Lee Hojin, Oh Won Chan, Seong Jihye, Kim Jinhyun
Center for Functional Connectomics, Korea Institute of Science and TechnologySeoul, South Korea; Neuroscience Program, Korea University of Science and TechnologyDaejeon, South Korea.
Center for Functional Connectomics, Korea Institute of Science and Technology Seoul, South Korea.
Front Synaptic Neurosci. 2016 Jun 30;8:16. doi: 10.3389/fnsyn.2016.00016. eCollection 2016.
The complex information-processing capabilities of the central nervous system emerge from intricate patterns of synaptic input-output relationships among various neuronal circuit components. Understanding these capabilities thus requires a precise description of the individual synapses that comprise neural networks. Recent advances in fluorescent protein engineering, along with developments in light-favoring tissue clearing and optical imaging techniques, have rendered light microscopy (LM) a potent candidate for large-scale analyses of synapses, their properties, and their connectivity. Optically imaging newly engineered fluorescent proteins (FPs) tagged to synaptic proteins or microstructures enables the efficient, fine-resolution illumination of synaptic anatomy and function in large neural circuits. Here we review the latest progress in fluorescent protein-based molecular tools for imaging individual synapses and synaptic connectivity. We also identify associated technologies in gene delivery, tissue processing, and computational image analysis that will play a crucial role in bridging the gap between synapse- and system-level neuroscience.

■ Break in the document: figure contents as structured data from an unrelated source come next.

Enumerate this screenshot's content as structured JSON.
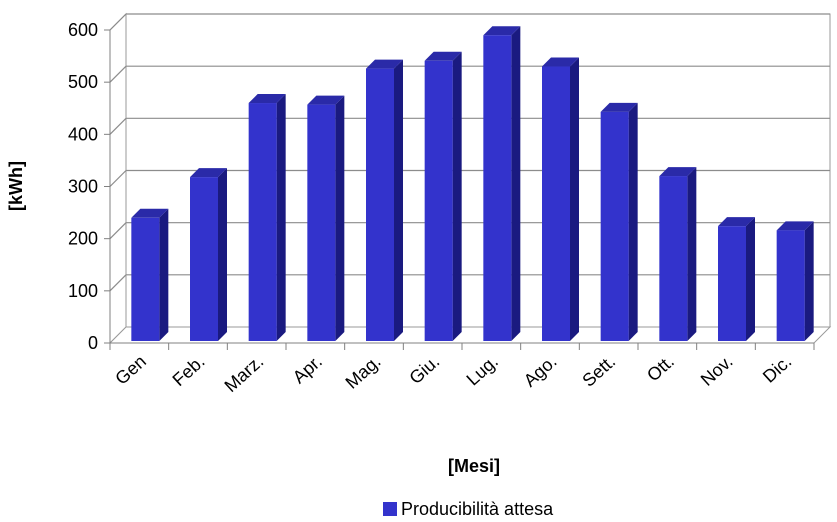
{
  "chart_data": {
    "type": "bar",
    "categories": [
      "Gen",
      "Feb.",
      "Marz.",
      "Apr.",
      "Mag.",
      "Giu.",
      "Lug.",
      "Ago.",
      "Sett.",
      "Ott.",
      "Nov.",
      "Dic."
    ],
    "series": [
      {
        "name": "Producibilità attesa",
        "values": [
          240,
          318,
          460,
          457,
          526,
          541,
          590,
          530,
          443,
          320,
          224,
          216
        ],
        "color": "#3333cc"
      }
    ],
    "xlabel": "[Mesi]",
    "ylabel": "[kWh]",
    "ylim": [
      0,
      600
    ],
    "yticks": [
      "0",
      "100",
      "200",
      "300",
      "400",
      "500",
      "600"
    ],
    "grid": true,
    "legend": "bottom",
    "style": "3d-column"
  }
}
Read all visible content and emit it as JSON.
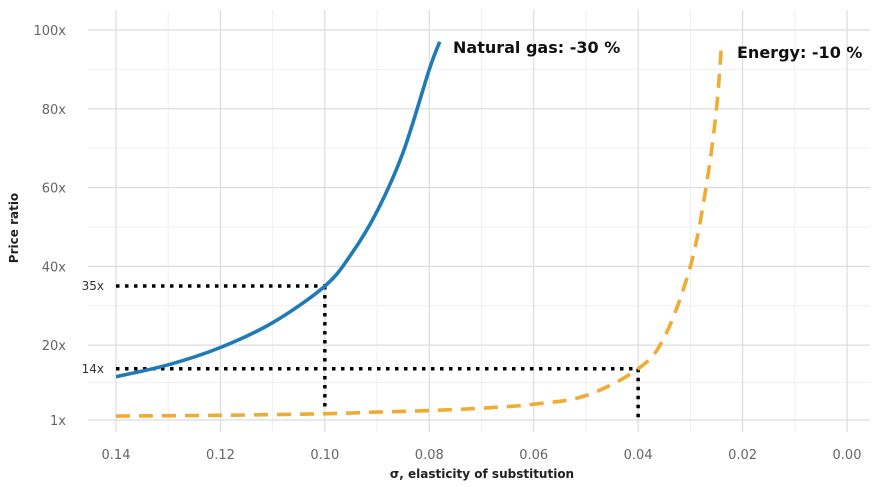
{
  "chart_data": {
    "type": "line",
    "title": "",
    "xlabel": "σ, elasticity of substitution",
    "ylabel": "Price ratio",
    "xlim": [
      0.14,
      0.0
    ],
    "x_reversed": true,
    "ylim": [
      1,
      100
    ],
    "grid": true,
    "x_ticks": [
      0.14,
      0.12,
      0.1,
      0.08,
      0.06,
      0.04,
      0.02,
      0.0
    ],
    "x_tick_labels": [
      "0.14",
      "0.12",
      "0.10",
      "0.08",
      "0.06",
      "0.04",
      "0.02",
      "0.00"
    ],
    "y_ticks": [
      1,
      20,
      40,
      60,
      80,
      100
    ],
    "y_tick_labels": [
      "1x",
      "20x",
      "40x",
      "60x",
      "80x",
      "100x"
    ],
    "series": [
      {
        "label": "Natural gas: -30 %",
        "color": "#1f7bb6",
        "style": "solid",
        "points": [
          [
            0.14,
            12.0
          ],
          [
            0.13,
            15.0
          ],
          [
            0.12,
            19.4
          ],
          [
            0.11,
            25.7
          ],
          [
            0.1,
            35.0
          ],
          [
            0.095,
            43.0
          ],
          [
            0.09,
            54.0
          ],
          [
            0.085,
            69.0
          ],
          [
            0.08,
            90.0
          ],
          [
            0.078,
            97.0
          ]
        ]
      },
      {
        "label": "Energy: -10 %",
        "color": "#f0ab32",
        "style": "dashed",
        "points": [
          [
            0.14,
            2.0
          ],
          [
            0.12,
            2.2
          ],
          [
            0.1,
            2.6
          ],
          [
            0.09,
            3.0
          ],
          [
            0.08,
            3.4
          ],
          [
            0.07,
            4.0
          ],
          [
            0.06,
            5.0
          ],
          [
            0.05,
            7.2
          ],
          [
            0.04,
            14.0
          ],
          [
            0.035,
            22.0
          ],
          [
            0.03,
            40.0
          ],
          [
            0.027,
            60.0
          ],
          [
            0.025,
            80.0
          ],
          [
            0.024,
            97.0
          ]
        ]
      }
    ],
    "reference_lines": [
      {
        "label": "35x",
        "x": 0.1,
        "y": 35
      },
      {
        "label": "14x",
        "x": 0.04,
        "y": 14
      }
    ]
  }
}
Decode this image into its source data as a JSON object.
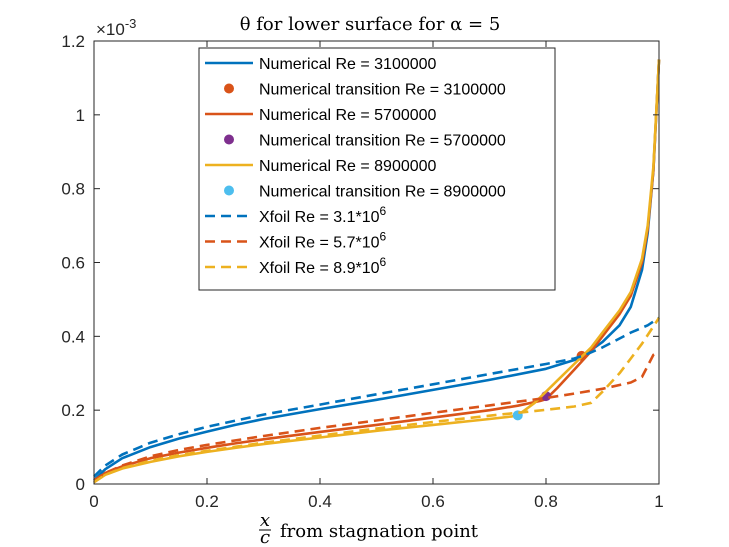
{
  "chart_data": {
    "type": "line",
    "title": "θ for lower surface for α = 5",
    "xlabel_frac_num": "x",
    "xlabel_frac_den": "c",
    "xlabel_text": "from stagnation point",
    "ylabel": "",
    "y_exponent": "×10",
    "y_exponent_power": "-3",
    "xlim": [
      0,
      1
    ],
    "ylim": [
      0,
      1.2
    ],
    "xticks": [
      0,
      0.2,
      0.4,
      0.6,
      0.8,
      1
    ],
    "yticks": [
      0,
      0.2,
      0.4,
      0.6,
      0.8,
      1,
      1.2
    ],
    "xtick_labels": [
      "0",
      "0.2",
      "0.4",
      "0.6",
      "0.8",
      "1"
    ],
    "ytick_labels": [
      "0",
      "0.2",
      "0.4",
      "0.6",
      "0.8",
      "1",
      "1.2"
    ],
    "grid": false,
    "legend_position": "top-center",
    "series": [
      {
        "name": "Numerical Re = 3100000",
        "style": "solid",
        "color": "#0072BD",
        "x": [
          0,
          0.02,
          0.05,
          0.1,
          0.15,
          0.2,
          0.25,
          0.3,
          0.4,
          0.5,
          0.6,
          0.7,
          0.8,
          0.85,
          0.86,
          0.87,
          0.9,
          0.93,
          0.95,
          0.97,
          0.98,
          0.99,
          1.0
        ],
        "y": [
          0.01,
          0.04,
          0.07,
          0.1,
          0.123,
          0.142,
          0.16,
          0.176,
          0.203,
          0.228,
          0.255,
          0.282,
          0.312,
          0.336,
          0.342,
          0.352,
          0.385,
          0.43,
          0.48,
          0.58,
          0.68,
          0.85,
          1.15
        ]
      },
      {
        "name": "Numerical transition Re = 3100000",
        "style": "marker",
        "color": "#D95319",
        "x": [
          0.863
        ],
        "y": [
          0.347
        ]
      },
      {
        "name": "Numerical Re = 5700000",
        "style": "solid",
        "color": "#D95319",
        "x": [
          0,
          0.02,
          0.05,
          0.1,
          0.15,
          0.2,
          0.25,
          0.3,
          0.4,
          0.5,
          0.6,
          0.7,
          0.75,
          0.79,
          0.8,
          0.82,
          0.85,
          0.88,
          0.9,
          0.93,
          0.95,
          0.97,
          0.98,
          0.99,
          1.0
        ],
        "y": [
          0.005,
          0.03,
          0.048,
          0.07,
          0.085,
          0.098,
          0.11,
          0.121,
          0.141,
          0.16,
          0.18,
          0.2,
          0.212,
          0.225,
          0.23,
          0.26,
          0.31,
          0.36,
          0.4,
          0.46,
          0.51,
          0.6,
          0.69,
          0.85,
          1.15
        ]
      },
      {
        "name": "Numerical transition Re = 5700000",
        "style": "marker",
        "color": "#7E2F8E",
        "x": [
          0.8
        ],
        "y": [
          0.238
        ]
      },
      {
        "name": "Numerical Re = 8900000",
        "style": "solid",
        "color": "#EDB120",
        "x": [
          0,
          0.02,
          0.05,
          0.1,
          0.15,
          0.2,
          0.25,
          0.3,
          0.4,
          0.5,
          0.6,
          0.7,
          0.74,
          0.75,
          0.78,
          0.82,
          0.86,
          0.88,
          0.9,
          0.93,
          0.95,
          0.97,
          0.98,
          0.99,
          1.0
        ],
        "y": [
          0.005,
          0.025,
          0.042,
          0.06,
          0.075,
          0.087,
          0.098,
          0.108,
          0.126,
          0.144,
          0.16,
          0.176,
          0.183,
          0.186,
          0.22,
          0.28,
          0.34,
          0.37,
          0.41,
          0.47,
          0.52,
          0.61,
          0.7,
          0.86,
          1.15
        ]
      },
      {
        "name": "Numerical transition Re = 8900000",
        "style": "marker",
        "color": "#4DBEEE",
        "x": [
          0.75
        ],
        "y": [
          0.186
        ]
      },
      {
        "name": "Xfoil Re = 3.1*10",
        "name_sup": "6",
        "style": "dashed",
        "color": "#0072BD",
        "x": [
          0,
          0.02,
          0.05,
          0.1,
          0.15,
          0.2,
          0.3,
          0.4,
          0.5,
          0.6,
          0.7,
          0.8,
          0.85,
          0.87,
          0.9,
          0.95,
          0.98,
          1.0
        ],
        "y": [
          0.02,
          0.05,
          0.08,
          0.112,
          0.135,
          0.155,
          0.188,
          0.215,
          0.243,
          0.27,
          0.298,
          0.325,
          0.34,
          0.35,
          0.37,
          0.41,
          0.43,
          0.45
        ]
      },
      {
        "name": "Xfoil Re = 5.7*10",
        "name_sup": "6",
        "style": "dashed",
        "color": "#D95319",
        "x": [
          0,
          0.02,
          0.05,
          0.1,
          0.15,
          0.2,
          0.3,
          0.4,
          0.5,
          0.6,
          0.7,
          0.8,
          0.85,
          0.9,
          0.95,
          0.97,
          0.98,
          0.99,
          1.0
        ],
        "y": [
          0.01,
          0.03,
          0.05,
          0.075,
          0.092,
          0.106,
          0.13,
          0.152,
          0.172,
          0.193,
          0.213,
          0.233,
          0.245,
          0.258,
          0.275,
          0.29,
          0.32,
          0.35,
          0.36
        ]
      },
      {
        "name": "Xfoil Re = 8.9*10",
        "name_sup": "6",
        "style": "dashed",
        "color": "#EDB120",
        "x": [
          0,
          0.02,
          0.05,
          0.1,
          0.15,
          0.2,
          0.3,
          0.4,
          0.5,
          0.6,
          0.7,
          0.8,
          0.85,
          0.88,
          0.9,
          0.93,
          0.95,
          0.97,
          1.0
        ],
        "y": [
          0.005,
          0.025,
          0.043,
          0.063,
          0.078,
          0.09,
          0.112,
          0.131,
          0.15,
          0.168,
          0.185,
          0.201,
          0.21,
          0.22,
          0.25,
          0.3,
          0.34,
          0.38,
          0.45
        ]
      }
    ]
  }
}
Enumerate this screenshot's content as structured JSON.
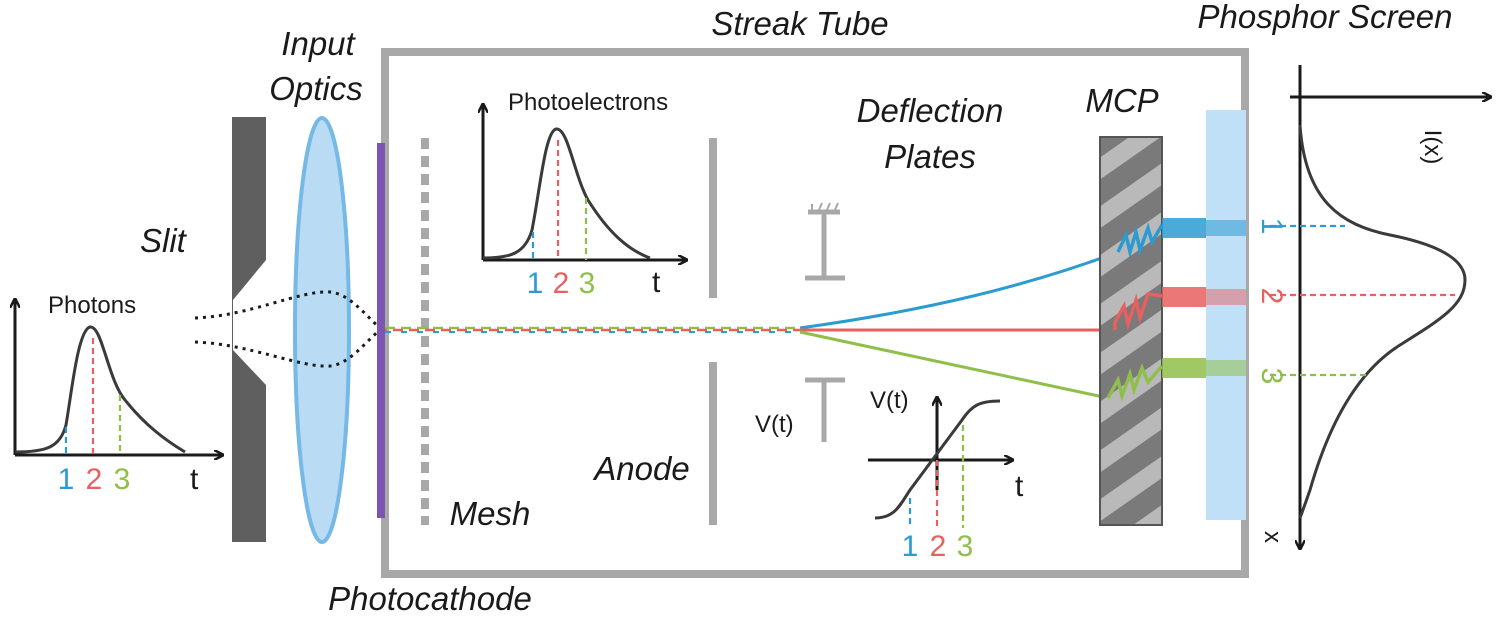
{
  "labels": {
    "streak_tube": "Streak Tube",
    "phosphor_screen": "Phosphor Screen",
    "input_optics_1": "Input",
    "input_optics_2": "Optics",
    "slit": "Slit",
    "photocathode": "Photocathode",
    "mesh": "Mesh",
    "anode": "Anode",
    "deflection_1": "Deflection",
    "deflection_2": "Plates",
    "mcp": "MCP",
    "photons": "Photons",
    "photoelectrons": "Photoelectrons",
    "vt_plate": "V(t)",
    "vt_graph": "V(t)",
    "ix": "I(x)",
    "x_axis": "x",
    "t_axis": "t"
  },
  "markers": [
    "1",
    "2",
    "3"
  ],
  "colors": {
    "m1": "#2b9bd1",
    "m2": "#e8605f",
    "m3": "#8fbf4a",
    "tube_border": "#a8a8a8",
    "slit": "#5f5f5f",
    "lens_fill": "#b9dcf4",
    "lens_stroke": "#76b9e6",
    "photocathode": "#7d55b0",
    "screen": "#bfe0f6",
    "mcp": "#7d7d7d"
  }
}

中枢神经系统复杂的信息处理能力源自各种神经元回路组件之间错综复杂的突触输入-输出关系模式。因此,要理解这些能力,就需要精确描述构成神经网络的单个突触。荧光蛋白工程的最新进展,以及在光学透明组织和光学成像技术方面的发展,使光学显微镜(LM)成为大规模分析突触、其特性及其连接性的有力候选工具。对标记到突触蛋白或微观结构上的新工程化荧光蛋白(FPs)进行光学成像,能够在大型神经回路中对突触解剖结构和功能进行高效、高分辨率的照明。在此,我们综述了用于对单个突触和突触连接性进行成像的基于荧光蛋白的分子工具的最新进展。我们还确定了基因递送、组织处理和计算图像分析等相关技术,这些技术将在弥合突触水平和系统水平神经科学之间的差距方面发挥关键作用。